His fingers squeezed her hand. “I read it for the first time while I waited for your call. It touched me, too. I was looking for a poem to read to Tara. I promised her I would, you know.”

“Did you find one?”

“Yes, and I already knew that one. It’s Leigh Hunt’s ‘Jenny Kissed Me.’ Funny thing; Tara reminds me of Jenny in that poem.”

She projected an aura of quietness that he didn’t quite fathom. It wasn’t that she didn’t want to talk… Maybe she didn’t need to and he shouldn’t second-guess her.

They sat on a bench facing the river as the sun began setting, and she cleared her throat. “Henry told me about your home life as a child and as a teenager. I’ve alluded to the similarities in our young lives, but I never told you that my parents argued
and squabbled as if they hated each other, or at least it seemed that way to me as a child.”
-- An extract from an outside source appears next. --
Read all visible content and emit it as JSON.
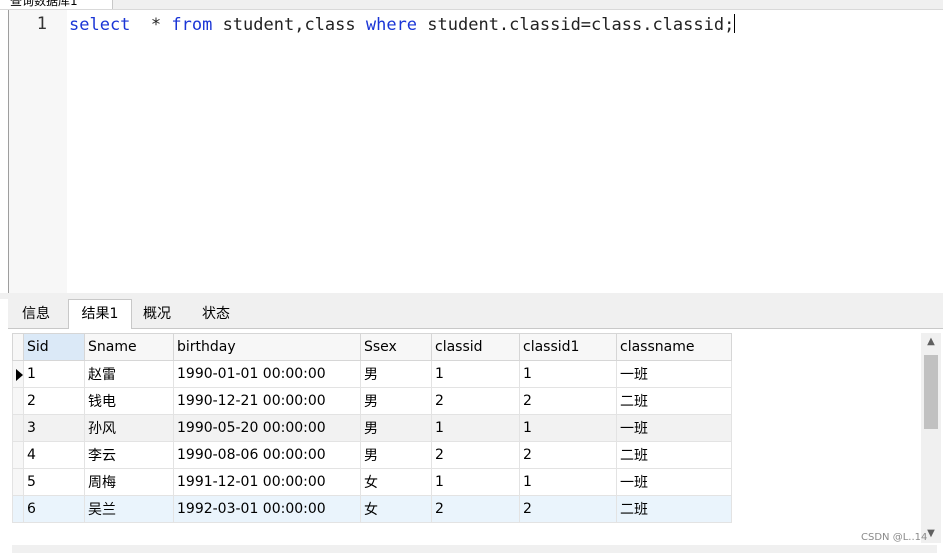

Her hand, locked in his, began to perspire, and he could feel her tension. “Apparently it continued after Velma—my sister—and I left home,” she went on. “I never knew why, but our mother finally ran out of the house one night during a blizzard, and they found her the next morning, frozen to death. My father called Velma and said he was going to Alaska. He left before the funeral and didn’t give us a forwarding address. We haven’t heard from him since he left.”

He eased his arms around her and locked her to him. Telling him that had cost her something, and he wanted her to know he appreciated her confidence. “You can’t know how sorry I am to learn this. Does it still hurt you?”

“No, but the potential for that in my own marriage was so strong that I… I suppose I became a Quaker to learn how to deflect meanness without letting it be a part of me. Telford, my parents made us so miserable.”

“I understand now why you won’t argue, not even as polite debate, but try to clean that out of your mind. There are occasions when failing to argue can be viewed as cowardice.”